Since seeing Campanya Maragall, I often wonder, why haven’t U.S. campaigns performed better in designing and delivering their message in a more branded way?

But finally, Barack Obama seems to be getting it just right.

Hope. Change. As passionate advocates of simplicity, the single-word ideas core to the Obama brand couldn’t be clearer or more compelling. The ingredient brand message, “Powered by Hope” makes “Intel Inside” seem dated and stale. You even have ObamaNews, ObamaBlog, ObamaEvents, and ObamaEverywhere. The identity and visual language surrounding the Obama brand are nothing less than world class – not just as examples of political communications, but as paradigms of pure design.

It’s perfect. Starbucks-like. Nike-like. Nearly Target-like. After his Berlin appearance, one reporter even mused that the hand of Hollywood’s Dreamwork’s team must have been active behind the scenes.

And yet, the perfection begs the question, why are the famously anti-brand Millennials – who demand authenticity and eschew canned communications – so broadly mesmerized by the Obama brand?

Christopher Benfey’s New York Times review of Steven Heller’s new book, “Iron Fists,” explores Heller’s comparison of branding to the propaganda machines of Hitler’s Germany, Mussolini’s Italy, Lenin’s and Stalin’s Soviet Union, and Mao’s China.
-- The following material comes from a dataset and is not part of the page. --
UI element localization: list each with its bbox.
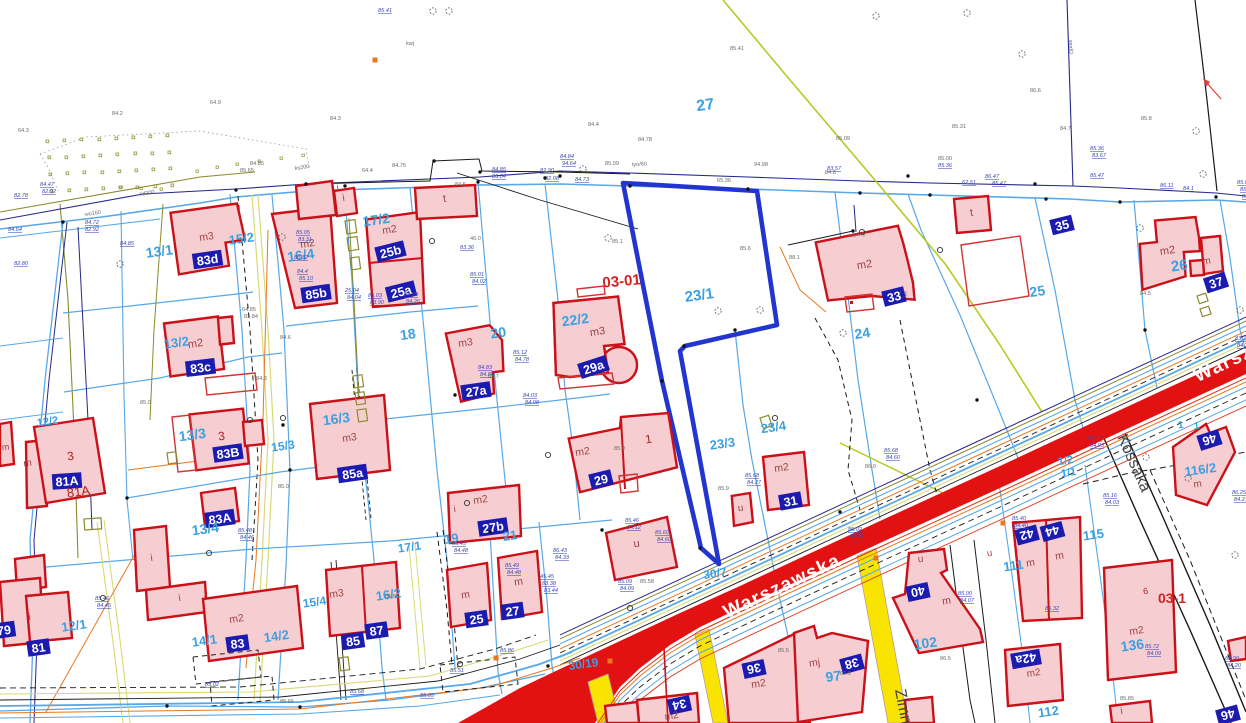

Heller’s argument unsettles Benfey to the point of prompting him to ask, “How did a practice as vile as branding become so valued, indeed, the very mark of value?”

He admits the differences between product marketing and totalitarian communications but argues that “the design and marketing methods used to inculcate doctrine and guarantee consumption are fundamentally similar.” By that rationale, being knifed in a bar fight and undergoing open-heart surgery belong on the same spectrum. I don’t find that the most incisive of analyses, but it’s worth entertaining. And it’s something the entire electorate–not just Millennials–should mull this autumn as they heed Walter Mondale's borrowed admonition and ask both campaigns, "Where's the beef?"